Day 12
I spent part of this evening going through some of my old journals. I’ve always been a prolific note taker, list-maker, and journaler. There are hundreds of pages in these journals dedicated to my stations projects over the years. Lots of half-written blog posts that we’re never actually posted. Lots of to-do lists related to their yearly release: website updates, email blasts, invoices, orders, the lists truly go on and on. Some of the notes from years past are practically nonsensical. And some make hilariously practical note about the Gospels. Here’s one note-to-self I found this evening:
Limitations of the narrative are illuminating - no single narrative can tell a whole truth. We need lots of stories. It’s worth mentioning that there are FOUR canonical accounts of Jesus’s death.
It is a point worth making, but probably just in a notebook that no one ever sees. These little bits of writing tell the story of how I’ve processed this ongoing work. What my preoccupations have been and how I engaged with the subject matter in my own life. I was reminded that one year while I was a mission developer at Evergreen Presbyterian Church we built Lenten programming around the Stations of the Cross: Mass Incarceration.
Evergreen had just purchased a new storefront space and I painted our windows to correspond to themes in our worship.
Throughout the season we held space in worship for people to write letters of encouragement to imprisoned people living in solitary confinement. During this time in the service we listened to the Civil Rights anthem Keep Your Eyes on the Prize (sometimes called Gospel Plow). Lyrics to the song were incorporated into the window designs. The idea was to set aside time in worship to ritualize solidarity with our incarcerated siblings. It was a powerful spiritual discipline to practice each week during worship.

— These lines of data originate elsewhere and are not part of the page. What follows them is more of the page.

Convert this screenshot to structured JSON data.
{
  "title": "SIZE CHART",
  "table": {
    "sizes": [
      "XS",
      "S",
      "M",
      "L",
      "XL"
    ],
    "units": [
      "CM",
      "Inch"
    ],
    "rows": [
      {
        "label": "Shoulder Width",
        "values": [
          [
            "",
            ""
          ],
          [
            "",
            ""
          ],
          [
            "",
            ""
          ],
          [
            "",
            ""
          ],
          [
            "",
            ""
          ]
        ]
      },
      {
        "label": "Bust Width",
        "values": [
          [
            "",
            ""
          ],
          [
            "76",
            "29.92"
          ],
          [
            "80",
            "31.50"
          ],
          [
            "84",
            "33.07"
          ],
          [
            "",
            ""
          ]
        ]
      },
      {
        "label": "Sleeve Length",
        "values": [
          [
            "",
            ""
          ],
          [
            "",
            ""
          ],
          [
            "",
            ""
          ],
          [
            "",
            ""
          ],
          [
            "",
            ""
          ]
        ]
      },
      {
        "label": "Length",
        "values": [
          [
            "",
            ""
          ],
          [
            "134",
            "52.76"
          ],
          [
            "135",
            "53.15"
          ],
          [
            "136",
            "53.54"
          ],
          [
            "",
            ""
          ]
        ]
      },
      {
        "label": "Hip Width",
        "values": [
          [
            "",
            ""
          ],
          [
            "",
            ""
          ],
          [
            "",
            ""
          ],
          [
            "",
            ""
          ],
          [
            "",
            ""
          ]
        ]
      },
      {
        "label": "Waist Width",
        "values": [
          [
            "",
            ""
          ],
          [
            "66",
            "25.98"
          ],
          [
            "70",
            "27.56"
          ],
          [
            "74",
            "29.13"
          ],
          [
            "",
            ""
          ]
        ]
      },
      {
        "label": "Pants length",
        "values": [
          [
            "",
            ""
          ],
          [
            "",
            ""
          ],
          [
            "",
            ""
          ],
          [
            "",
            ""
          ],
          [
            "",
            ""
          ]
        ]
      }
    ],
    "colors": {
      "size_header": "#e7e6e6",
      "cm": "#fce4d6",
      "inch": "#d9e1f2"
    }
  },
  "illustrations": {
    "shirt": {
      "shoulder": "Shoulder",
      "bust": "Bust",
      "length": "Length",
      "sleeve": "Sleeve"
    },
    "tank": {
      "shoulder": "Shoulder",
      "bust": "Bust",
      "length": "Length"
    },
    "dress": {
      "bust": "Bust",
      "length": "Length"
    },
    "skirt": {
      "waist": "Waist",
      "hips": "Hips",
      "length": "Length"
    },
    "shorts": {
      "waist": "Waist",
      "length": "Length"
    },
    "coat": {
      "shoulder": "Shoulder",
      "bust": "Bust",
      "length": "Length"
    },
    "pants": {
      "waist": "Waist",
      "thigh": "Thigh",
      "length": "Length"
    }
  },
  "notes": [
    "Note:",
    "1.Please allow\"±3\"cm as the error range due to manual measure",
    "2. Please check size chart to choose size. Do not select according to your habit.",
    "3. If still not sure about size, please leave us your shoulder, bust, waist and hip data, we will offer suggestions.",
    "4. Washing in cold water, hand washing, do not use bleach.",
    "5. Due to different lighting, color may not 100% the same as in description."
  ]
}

The tenth station depicts protestors at the Louisiana State Capitol advocating for Herman Wallace’s release from solitary confinement at Angola State Prison. I was deeply impacted by the reporting around Wallace’s release and subsequent death. It was several years after the creation of the artwork that we used it at Evergreen and incorporated letter writing into worship. My hope always is that the art has a real world impact, that it doesn’t simply hang on a wall, but infiltrates worship and ritual.